3. Public Policy: In certain types of cases, there are particular policy considerations which are relevant.

Advocates’ immunity:  Immunity of legal advocates from suit in negligence in respects of acts/omissions in conduct of cases in court and any out of court work closely related to conduct of case in court. Giannarelli v Wraith. o Administration of justice depends on advocates acting in ethical manner, putting duties to court above duty to clients. o Allowing advocate to be sued by client would require another civil court to review a decision of another court.  Immunity abolished in 2000: Arthur J S Hall & Co v Simons, Barratt v Ansell, Harris v Schofield Roberts and Hill.  Reaffirmed in D’Orta-Ekenaike v Victoria Legal Aid: appellant, charged with rape, sued legal aid for continuing loss and damage. A advised to plead guilty even though he claimed he was innocent. Was later acquitted at a retrial and claimed losses for time in between.
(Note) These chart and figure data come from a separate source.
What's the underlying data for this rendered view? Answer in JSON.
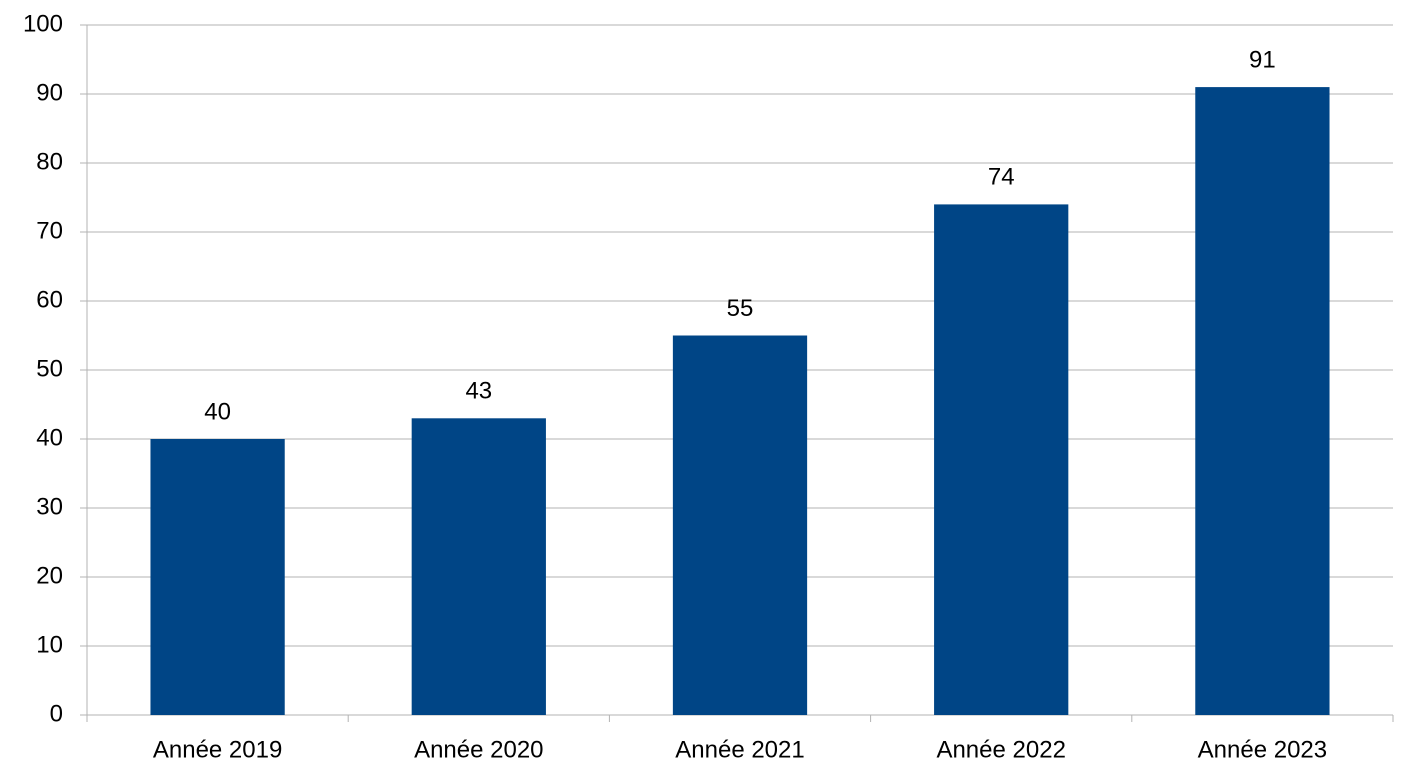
{
  "chart_data": {
    "type": "bar",
    "categories": [
      "Année 2019",
      "Année 2020",
      "Année 2021",
      "Année 2022",
      "Année 2023"
    ],
    "values": [
      40,
      43,
      55,
      74,
      91
    ],
    "color": "#004586",
    "ylim": [
      0,
      100
    ],
    "yticks": [
      0,
      10,
      20,
      30,
      40,
      50,
      60,
      70,
      80,
      90,
      100
    ],
    "grid": true
  }
}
Criminal investigations by police:  Police investigating crime do not owe DOC to individuals of public in failure to apprehend a dangerous criminal. Hill v The Chief Constable of West Yorkshire: P claimed police negligent in capturing the Yorkshire Ripper in time to avoid death of her daughter.  Immunity is not absolute: o Ansett Transport Industries (Operations) v States of NSW: police who take control of accident scene owe DOC to road users. o Cran v State of NSW: negligent prosecution by DPP and police still did not owe DOC to prisoner, who complained of stress etc from delay.

Auditors:  Do auditors have a DOC to third parties that suffer economic loss from relying on audited accounts? No. Esanda Finance Corp v Peat Marwick  Statutes already assign civil/criminal liabilities to auditors  To increase auditors’ liabilities would only aggravate the admin of justice, the cost of auditing services and etc.  Primary cause of loss would be collapse of company that P invested in. Auditor’s role/responsibility is usually relatively minor.

Child protection agencies:  Do child welfare officers, social workers, doctors investigation child abuse have DOC towards parents to conduct investigation carefully to avoid psychological injury to them? No. Sullivan v Moody; Thomspon v Connon. o Intersected across other legal principles eg. defamation law o DOC would be incompatible with the duty to uphold children’s interests as paramount o Liability is indeterminable – not limited only to parents of children.  Hillman v Black: father investigated for child abused, argued psychological trauma. Held: no DOC.

Armed services in wartime:  Armed services do NOT owe DOC in respect of damage caused by them during an active engagement against the enemy in wartime. Shaw Savill & Albion v Commonwealth: o Definite limit to immunity: actual operations against enemy distinguished from other activities. o Groves v Commonwealth; Mulchay v Ministry of Defence: immunity principle applied.

Joint illegality:  DOC owed by partners in joint criminal enterprise? o Gala v Preston: drunken driver of stolen car DOC to drunken passenger? Held: no reason for illegality to automatically negate DOC. But, in circumstances – DOC would be denied. Civil law cannot condone breaches of the criminal law.